Monday, April 15 is around the corner, which means it’s time to prepare your taxes for the last calendar year. Unlike other career paths, a farmer’s filing might require a bit more finesse, especially with so many changes being implemented in 2018.
While I’m by no means a tax professional, here’s what farmers can expect this tax season:
Prove Your Profitability
First, the IRS will expect you to show that your farm is a professional one, rather than a hobby. So, you’ll start by defining what it is you grow or raise for profit on your land, whether it’s livestock, fish, grain or crops. Next, you’ll have to prove your farm turned a profit for three of the last five years — in two of the last seven years if you breed horses — so that you can claim it as a business. Otherwise, the IRS sees it as a hobby, and you can’t claim any of your expenses.
To do so, you’ll have to rely on the records you kept from the last year detailing your business expenses. On a farm, you’ll likely have a record of payments made for labor, equipment, maintenance, seeding, etc. If you have trouble gathering all the paperwork, be diligent in 2019 about organizing your records to make next year’s tax season a breeze.
Find Property Tax Reductions
In many states, you can claim a deduction just because you own land officially deemed as a farm. Every state’s requirements differ, and some are extremely lax on what constitutes a tax-deductible piece of agricultural property.
In New Jersey, for example, if your land measures five acres or more and has made $500 in profits in a calendar year, it’s tax-deductible. In California, alternatively, there’s a sliding scale — bigger properties receive more of a tax break than smaller ones.
Know Your Personal and Professional Deductions
Another must-do as tax season approaches — learn the deductions for which you qualify. Personally speaking, the government has introduced a full slate of new deductions that could save you money, regardless of whether or not you’re a farmer. For instance, you can no longer claim a child as a dependent for an overall tax reduction. Instead, an increase in the standard deduction may cover the amount you’d typically receive when claiming a child on your taxes.
You can claim further deductions based on your business spending, of course. For starters, any loans taken out in 2018 will garner some sort of tax break.

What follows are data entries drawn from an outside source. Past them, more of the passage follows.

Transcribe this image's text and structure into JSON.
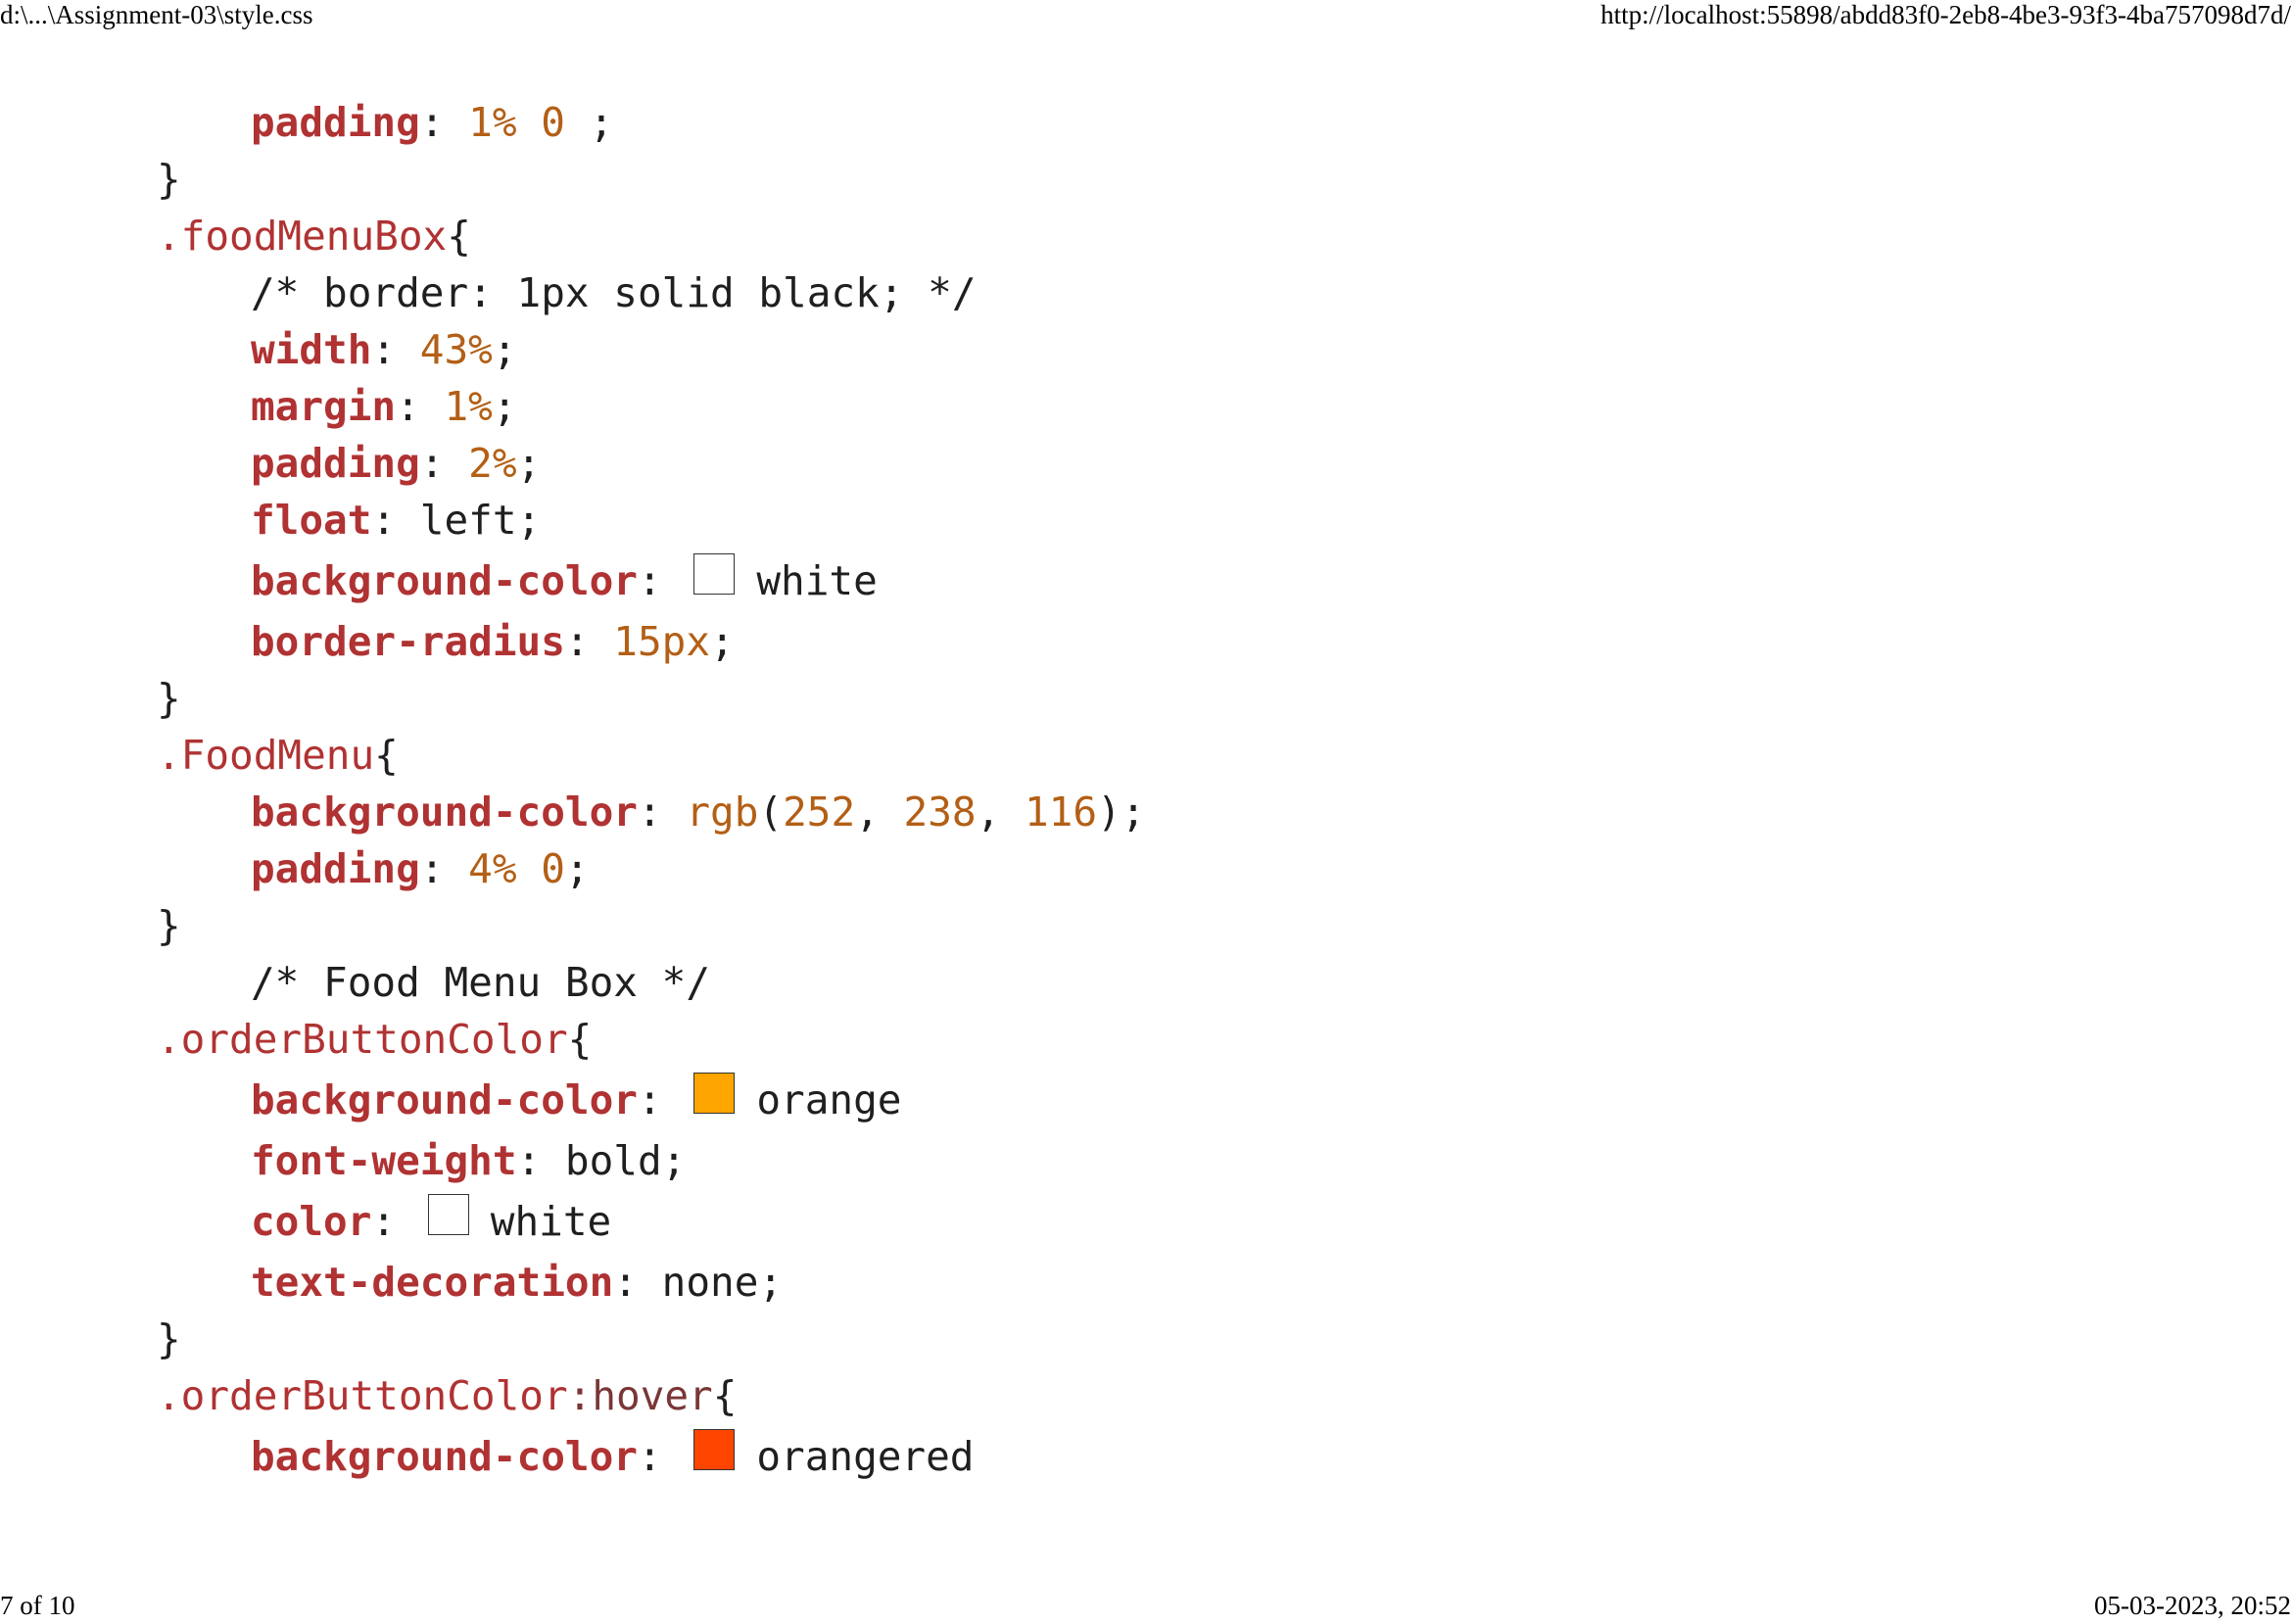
{
  "header": {
    "file_path": "d:\\...\\Assignment-03\\style.css",
    "url": "http://localhost:55898/abdd83f0-2eb8-4be3-93f3-4ba757098d7d/"
  },
  "footer": {
    "page_indicator": "7 of 10",
    "datetime": "05-03-2023, 20:52"
  },
  "code": {
    "l1": {
      "prop": "padding",
      "sep": ": ",
      "v1": "1% 0",
      "end": " ;"
    },
    "l2": {
      "brace": "}"
    },
    "l3": {
      "selector": ".foodMenuBox",
      "brace": "{"
    },
    "l4": {
      "comment": "/* border: 1px solid black; */"
    },
    "l5": {
      "prop": "width",
      "sep": ": ",
      "v1": "43%",
      "end": ";"
    },
    "l6": {
      "prop": "margin",
      "sep": ": ",
      "v1": "1%",
      "end": ";"
    },
    "l7": {
      "prop": "padding",
      "sep": ": ",
      "v1": "2%",
      "end": ";"
    },
    "l8": {
      "prop": "float",
      "sep": ": ",
      "val": "left;"
    },
    "l9": {
      "prop": "background-color",
      "sep": ": ",
      "color_name": "white",
      "swatch": "#ffffff"
    },
    "l10": {
      "prop": "border-radius",
      "sep": ": ",
      "v1": "15px",
      "end": ";"
    },
    "l11": {
      "brace": "}"
    },
    "l12": {
      "selector": ".FoodMenu",
      "brace": "{"
    },
    "l13": {
      "prop": "background-color",
      "sep": ": ",
      "fn": "rgb",
      "open": "(",
      "a": "252",
      "c1": ", ",
      "b": "238",
      "c2": ", ",
      "c": "116",
      "end": ");"
    },
    "l14": {
      "prop": "padding",
      "sep": ": ",
      "v1": "4% 0",
      "end": ";"
    },
    "l15": {
      "brace": "}"
    },
    "l16": {
      "comment": "/* Food Menu Box */"
    },
    "l17": {
      "selector": ".orderButtonColor",
      "brace": "{"
    },
    "l18": {
      "prop": "background-color",
      "sep": ": ",
      "color_name": "orange",
      "swatch": "#ffa500"
    },
    "l19": {
      "prop": "font-weight",
      "sep": ": ",
      "val": "bold;"
    },
    "l20": {
      "prop": "color",
      "sep": ": ",
      "color_name": "white",
      "swatch": "#ffffff"
    },
    "l21": {
      "prop": "text-decoration",
      "sep": ": ",
      "val": "none;"
    },
    "l22": {
      "brace": "}"
    },
    "l23": {
      "selector": ".orderButtonColor",
      "pseudo": ":hover",
      "brace": "{"
    },
    "l24": {
      "prop": "background-color",
      "sep": ": ",
      "color_name": "orangered",
      "swatch": "#ff4500"
    }
  }
}
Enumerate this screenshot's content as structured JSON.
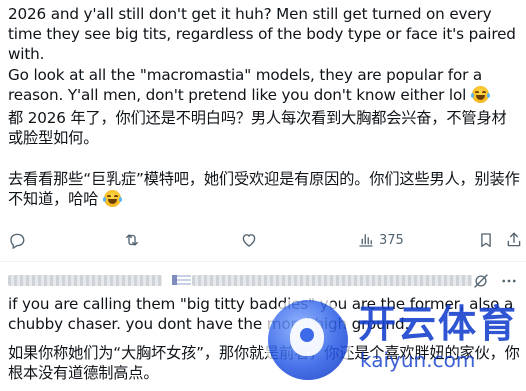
{
  "post": {
    "paragraph_1": "2026 and y'all still don't get it huh? Men still get turned on every time they see big tits, regardless of the body type or face it's paired with.",
    "paragraph_2": "Go look at all the \"macromastia\" models, they are popular for a reason. Y'all men, don't pretend like you don't know either lol",
    "paragraph_3": "都 2026 年了，你们还是不明白吗？男人每次看到大胸都会兴奋，不管身材或脸型如何。",
    "paragraph_4": "去看看那些“巨乳症”模特吧，她们受欢迎是有原因的。你们这些男人，别装作不知道，哈哈",
    "emoji_name": "face-with-tears-of-joy"
  },
  "actions": {
    "reply_icon": "reply-icon",
    "repost_icon": "repost-icon",
    "like_icon": "like-icon",
    "views_icon": "views-icon",
    "views_count": "375",
    "bookmark_icon": "bookmark-icon",
    "share_icon": "share-icon"
  },
  "reply": {
    "author_redacted": true,
    "grok_icon": "grok-icon",
    "more_icon": "more-icon",
    "paragraph_1": "if you are calling them \"big titty baddies\" you are the former, also a chubby chaser. you dont have the moral high ground.",
    "paragraph_2": "如果你称她们为“大胸坏女孩”，那你就是前者，你还是个喜欢胖妞的家伙，你根本没有道德制高点。"
  },
  "watermark": {
    "title": "开云体育",
    "subtitle": "kaiyun.com",
    "color": "#123ecd"
  },
  "colors": {
    "text": "#0f1419",
    "muted": "#536471",
    "divider": "#eff3f4"
  }
}
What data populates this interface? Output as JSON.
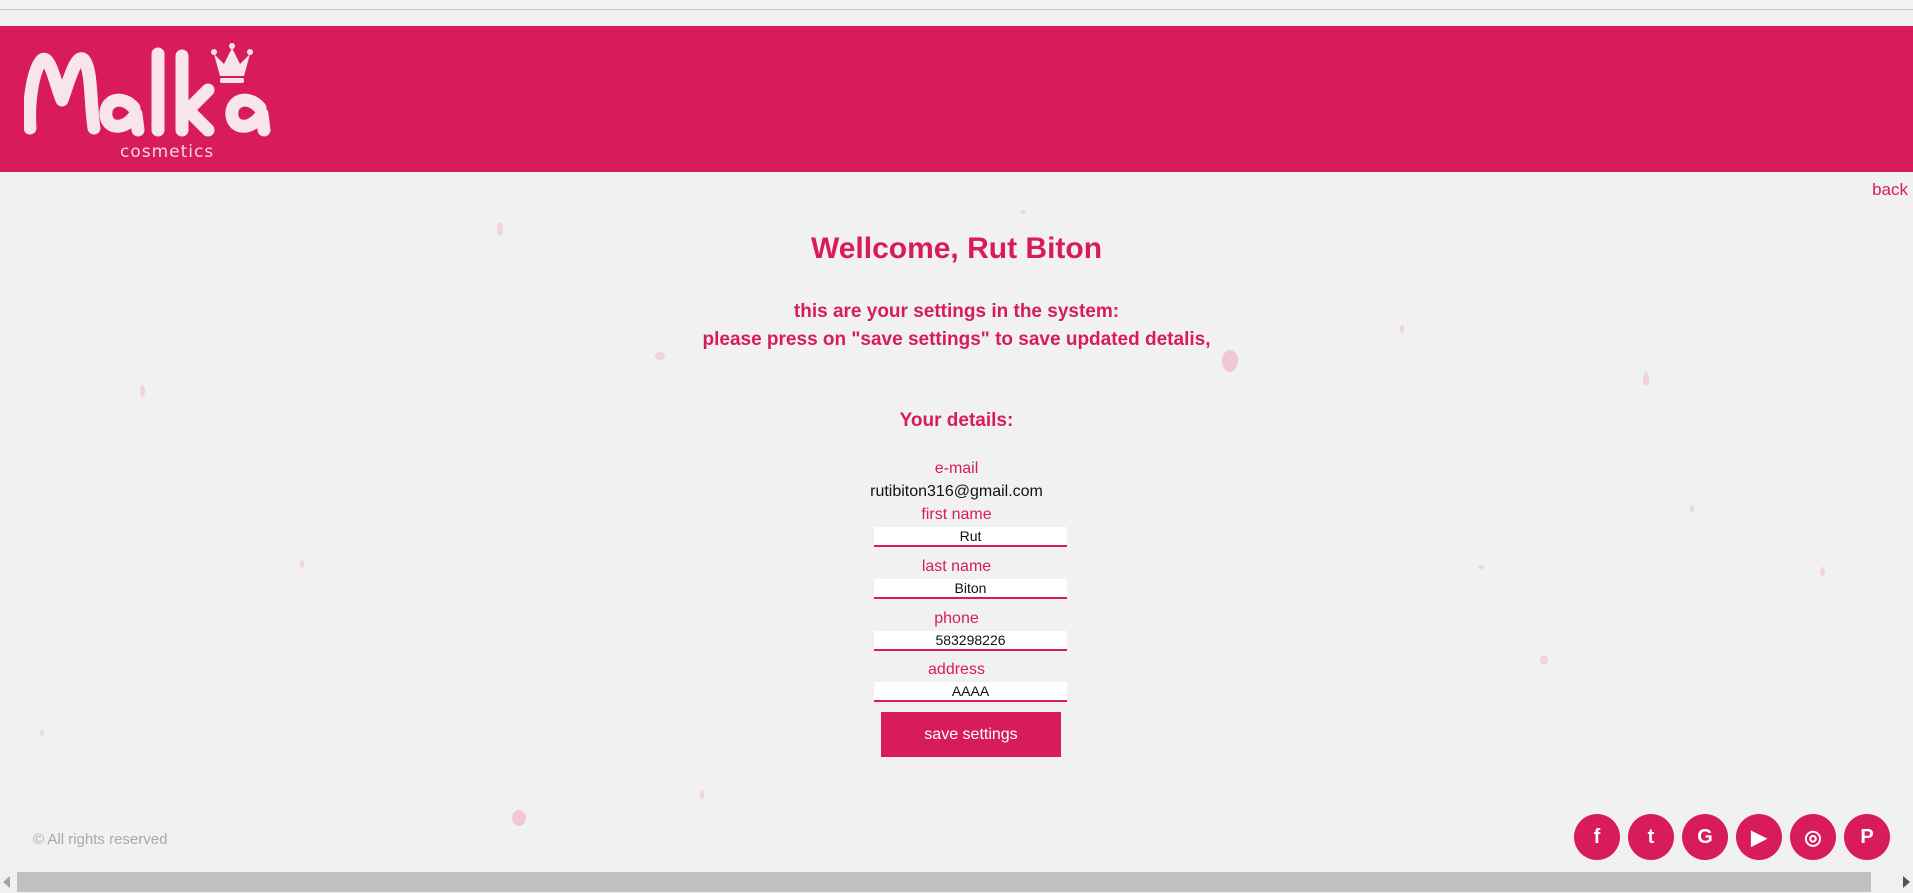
{
  "header": {
    "logo_text": "cosmetics",
    "back_label": "back",
    "brand_color": "#d81b5c"
  },
  "main": {
    "welcome": "Wellcome, Rut Biton",
    "instructions_line1": "this are your settings in the system:",
    "instructions_line2": "please press on \"save settings\" to save updated detalis,",
    "details_heading": "Your details:",
    "email": {
      "label": "e-mail",
      "value": "rutibiton316@gmail.com"
    },
    "first_name": {
      "label": "first name",
      "value": "Rut"
    },
    "last_name": {
      "label": "last name",
      "value": "Biton"
    },
    "phone": {
      "label": "phone",
      "value": "583298226"
    },
    "address": {
      "label": "address",
      "value": "AAAA"
    },
    "save_label": "save settings"
  },
  "footer": {
    "copyright": "© All rights reserved",
    "social": [
      {
        "icon": "facebook-icon",
        "glyph": "f"
      },
      {
        "icon": "twitter-icon",
        "glyph": "t"
      },
      {
        "icon": "google-icon",
        "glyph": "G"
      },
      {
        "icon": "youtube-icon",
        "glyph": "▶"
      },
      {
        "icon": "instagram-icon",
        "glyph": "◎"
      },
      {
        "icon": "pinterest-icon",
        "glyph": "P"
      }
    ]
  }
}
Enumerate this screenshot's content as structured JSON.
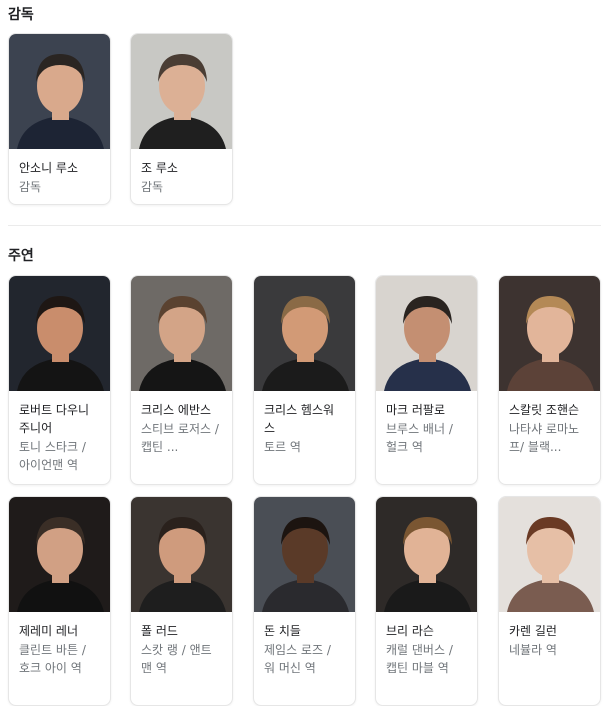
{
  "sections": {
    "directors_title": "감독",
    "cast_title": "주연"
  },
  "directors": [
    {
      "name": "안소니 루소",
      "role": "감독",
      "bg": "#3c4350",
      "skin": "#d9a98c",
      "hair": "#2a2522",
      "shirt": "#1d2434"
    },
    {
      "name": "조 루소",
      "role": "감독",
      "bg": "#c8c8c4",
      "skin": "#dcb095",
      "hair": "#4a3d34",
      "shirt": "#1f1f1f"
    }
  ],
  "cast": [
    {
      "name": "로버트 다우니 주니어",
      "role": "토니 스타크 / 아이언맨 역",
      "bg": "#22262e",
      "skin": "#c98d6c",
      "hair": "#1e1714",
      "shirt": "#141414"
    },
    {
      "name": "크리스 에반스",
      "role": "스티브 로저스 / 캡틴 ...",
      "bg": "#6e6a66",
      "skin": "#d3a487",
      "hair": "#5a4230",
      "shirt": "#151515"
    },
    {
      "name": "크리스 헴스워스",
      "role": "토르 역",
      "bg": "#3a3a3c",
      "skin": "#d29a76",
      "hair": "#8a6a46",
      "shirt": "#1b1b1b"
    },
    {
      "name": "마크 러팔로",
      "role": "브루스 배너 / 헐크 역",
      "bg": "#d8d4cf",
      "skin": "#c48f72",
      "hair": "#2a2420",
      "shirt": "#26304a"
    },
    {
      "name": "스칼릿 조핸슨",
      "role": "나타샤 로마노프/ 블랙...",
      "bg": "#3d3330",
      "skin": "#e2b59a",
      "hair": "#b48956",
      "shirt": "#5c4238"
    },
    {
      "name": "제레미 레너",
      "role": "클린트 바튼 / 호크 아이 역",
      "bg": "#1f1b1a",
      "skin": "#d1a084",
      "hair": "#3a2e26",
      "shirt": "#111111"
    },
    {
      "name": "폴 러드",
      "role": "스캇 랭 / 앤트맨 역",
      "bg": "#3a3430",
      "skin": "#cf9b7d",
      "hair": "#2a211c",
      "shirt": "#1e1e1e"
    },
    {
      "name": "돈 치들",
      "role": "제임스 로즈 / 워 머신 역",
      "bg": "#4a4e55",
      "skin": "#5a3a28",
      "hair": "#1c1410",
      "shirt": "#2a2a2e"
    },
    {
      "name": "브리 라슨",
      "role": "캐럴 댄버스 / 캡틴 마블 역",
      "bg": "#2e2a28",
      "skin": "#e1b396",
      "hair": "#7a5632",
      "shirt": "#1a1a1a"
    },
    {
      "name": "카렌 길런",
      "role": "네뷸라 역",
      "bg": "#e4e0dc",
      "skin": "#e6bfa6",
      "hair": "#6a3a24",
      "shirt": "#7a5c50"
    }
  ]
}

Labor costs can slash the amount of money owed. And, the IRS offers a pretty powerful tool if your farm is extra profitable one year and moderately profitable the next — you can claim your taxes on the average of the previous three years’ profits plus this year’s to lower the amount you owe overall.
Remember Your Losses
Insurance payments typically fall under the category of a tax deduction — the amount you pay for crop, flood or fire coverage, for instance, can serve to lower the amount of taxes you owe. But, if you make an insurance claim and receive money, you might have to count that in the taxable income bracket.
Think about it — bad weather can ruin a season’s worth of crops, but your insurance claim bails you out with the income you need to get by. You then have to report that you received this payout so you’re taxed accurately. Otherwise, you can factor losses into your tax deduction column.
What Farmers Can Expect this Tax Season
The fact you’re thinking ahead and planning for tax season means you’re halfway there. The above information — and perhaps the help of tax software or an accounting professional — will help you through to the finish line. With detailed records and knowledge of your rights, you should manage planning for tax season now, pay seamlessly and shift your focus back to the farm.
But if you’re feeling a little lost (and nobody can blame you), make sure you seek out professional advice on your taxes. While I’ve done my research, this advice can’t substitute an expert’s recommendations. It’s worth a little extra security to help you figure out what farmers can expect this tax season.